Le Tribunal régional Berne-Mittelland a acquitté mercredi le président du mouvement Mass-Voll Nicolas Rimoldi. Il a conclu que les messages qu’il avait publiés sur la plateforme Telegram à la veille d’une manifestation en 2024 ne constituaient pas une contrainte.
Nicolas Rimoldi a également été libéré de l'accusation de menace éventuelle. En prononçant l'acquittement du prévenu, le tribunal a suivi le Ministère public et la défense.

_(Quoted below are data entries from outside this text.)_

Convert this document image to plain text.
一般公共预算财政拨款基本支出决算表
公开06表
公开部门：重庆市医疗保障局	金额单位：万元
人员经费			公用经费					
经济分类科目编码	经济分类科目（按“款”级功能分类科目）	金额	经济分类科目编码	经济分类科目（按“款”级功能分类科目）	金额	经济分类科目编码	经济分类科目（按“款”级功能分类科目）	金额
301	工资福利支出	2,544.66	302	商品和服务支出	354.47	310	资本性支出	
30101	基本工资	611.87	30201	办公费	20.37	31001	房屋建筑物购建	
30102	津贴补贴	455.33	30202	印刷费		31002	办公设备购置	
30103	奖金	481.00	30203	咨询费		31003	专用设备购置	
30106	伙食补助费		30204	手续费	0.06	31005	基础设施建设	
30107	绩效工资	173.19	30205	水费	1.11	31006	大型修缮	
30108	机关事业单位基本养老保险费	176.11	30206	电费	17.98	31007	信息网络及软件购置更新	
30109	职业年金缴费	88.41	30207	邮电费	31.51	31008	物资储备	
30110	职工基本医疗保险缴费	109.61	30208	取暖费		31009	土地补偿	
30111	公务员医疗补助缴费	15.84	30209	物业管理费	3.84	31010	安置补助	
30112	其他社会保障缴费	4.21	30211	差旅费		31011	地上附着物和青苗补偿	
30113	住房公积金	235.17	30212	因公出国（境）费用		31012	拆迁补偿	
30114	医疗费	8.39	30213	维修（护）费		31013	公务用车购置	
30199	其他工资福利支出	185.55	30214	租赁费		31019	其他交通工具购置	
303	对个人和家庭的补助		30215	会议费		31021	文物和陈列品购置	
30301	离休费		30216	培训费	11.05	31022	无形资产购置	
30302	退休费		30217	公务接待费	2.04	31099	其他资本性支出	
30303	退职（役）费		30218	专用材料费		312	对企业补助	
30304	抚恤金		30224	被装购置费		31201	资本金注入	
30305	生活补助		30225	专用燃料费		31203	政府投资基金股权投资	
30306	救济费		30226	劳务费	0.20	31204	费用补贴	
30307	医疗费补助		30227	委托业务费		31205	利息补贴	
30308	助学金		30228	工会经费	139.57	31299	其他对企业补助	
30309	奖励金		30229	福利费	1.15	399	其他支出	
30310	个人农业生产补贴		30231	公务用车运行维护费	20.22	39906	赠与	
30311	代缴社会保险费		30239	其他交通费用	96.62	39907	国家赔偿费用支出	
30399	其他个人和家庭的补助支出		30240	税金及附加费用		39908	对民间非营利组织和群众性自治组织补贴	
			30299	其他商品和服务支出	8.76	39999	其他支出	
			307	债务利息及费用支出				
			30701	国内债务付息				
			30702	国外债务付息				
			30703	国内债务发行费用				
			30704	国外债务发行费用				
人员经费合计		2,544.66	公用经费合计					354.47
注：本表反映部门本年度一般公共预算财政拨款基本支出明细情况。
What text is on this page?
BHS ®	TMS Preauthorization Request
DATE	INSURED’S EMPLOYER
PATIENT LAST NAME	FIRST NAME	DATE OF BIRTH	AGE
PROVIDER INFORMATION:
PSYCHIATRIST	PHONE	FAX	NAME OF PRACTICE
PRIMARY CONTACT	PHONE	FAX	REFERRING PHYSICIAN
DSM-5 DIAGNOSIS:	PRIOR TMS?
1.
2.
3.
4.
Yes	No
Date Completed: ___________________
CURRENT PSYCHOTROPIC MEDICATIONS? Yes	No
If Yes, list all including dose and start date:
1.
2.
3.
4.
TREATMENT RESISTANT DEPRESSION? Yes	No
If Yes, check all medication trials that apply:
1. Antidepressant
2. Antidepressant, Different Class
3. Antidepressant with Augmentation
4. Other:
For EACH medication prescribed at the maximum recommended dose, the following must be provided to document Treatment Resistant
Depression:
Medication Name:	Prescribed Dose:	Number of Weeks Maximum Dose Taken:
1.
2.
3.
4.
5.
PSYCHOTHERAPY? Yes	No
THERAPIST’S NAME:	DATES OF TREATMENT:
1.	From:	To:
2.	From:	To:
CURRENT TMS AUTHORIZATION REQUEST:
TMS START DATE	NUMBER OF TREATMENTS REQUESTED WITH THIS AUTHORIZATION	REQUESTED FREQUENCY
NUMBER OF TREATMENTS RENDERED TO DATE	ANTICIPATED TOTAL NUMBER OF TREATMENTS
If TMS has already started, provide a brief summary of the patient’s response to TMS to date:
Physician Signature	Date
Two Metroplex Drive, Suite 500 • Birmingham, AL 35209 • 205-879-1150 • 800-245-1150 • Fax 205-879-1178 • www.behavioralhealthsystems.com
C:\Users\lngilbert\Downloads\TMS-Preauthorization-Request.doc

L'ancienne coprésidente des Jeunes socialistes de la Ville de Berne avait dénoncé le président de Mass-Voll en 2024 en marge d'une manifestation à Berne.
Nicolas Rimoldi aurait menacé les Jeunes socialistes avant le début d'une manifestation à Berne. Après qu’une sympathisante eut écrit sur Telegram que Nicolas Rimoldi et ses compagnons devraient se faire du souci, l’accusé leur a répondu: «Je m’inquiète plutôt pour l’intégrité physique des Jeunes socialistes» et «s’ils dépassent les bornes, ils finiront aux urgences».
Propos jugés limites
Ces déclarations auraient fortement déstabilisé et intimidé les Jeunes socialistes. Dans l'exposé oral de son jugement, le président du tribunal a précisé que les propos tenus sur Telegram étaient limites, mais qu'il n'était toutefois pas possible de prouver que Nicolas Rimoldi avait eu l'intention d'empêcher une éventuelle contre-manifestation.
«Je voulais simplement exprimer mon inquiétude», avait expliqué Nicolas Rimoldi lundi lors de son audition pour justifier ses deux publications sur Telegram. Il avait affirmé que les membres de son mouvement s'étaient sentis menacés par l'appel lancé par les Jeunes socialistes à la contre-manifestation.
Le mouvement Mass-Voll, créé en février 2021 afin de s'opposer aux mesures de lutte contre le Covid, avait appelé le 27 avril 2024 à une manifestation sur la Place fédérale pour dénoncer l'accord de l'OMS sur les pandémies. Les Jeunes socialistes avaient appelé à une contre-manifestation, mais y avaient finalement renoncé.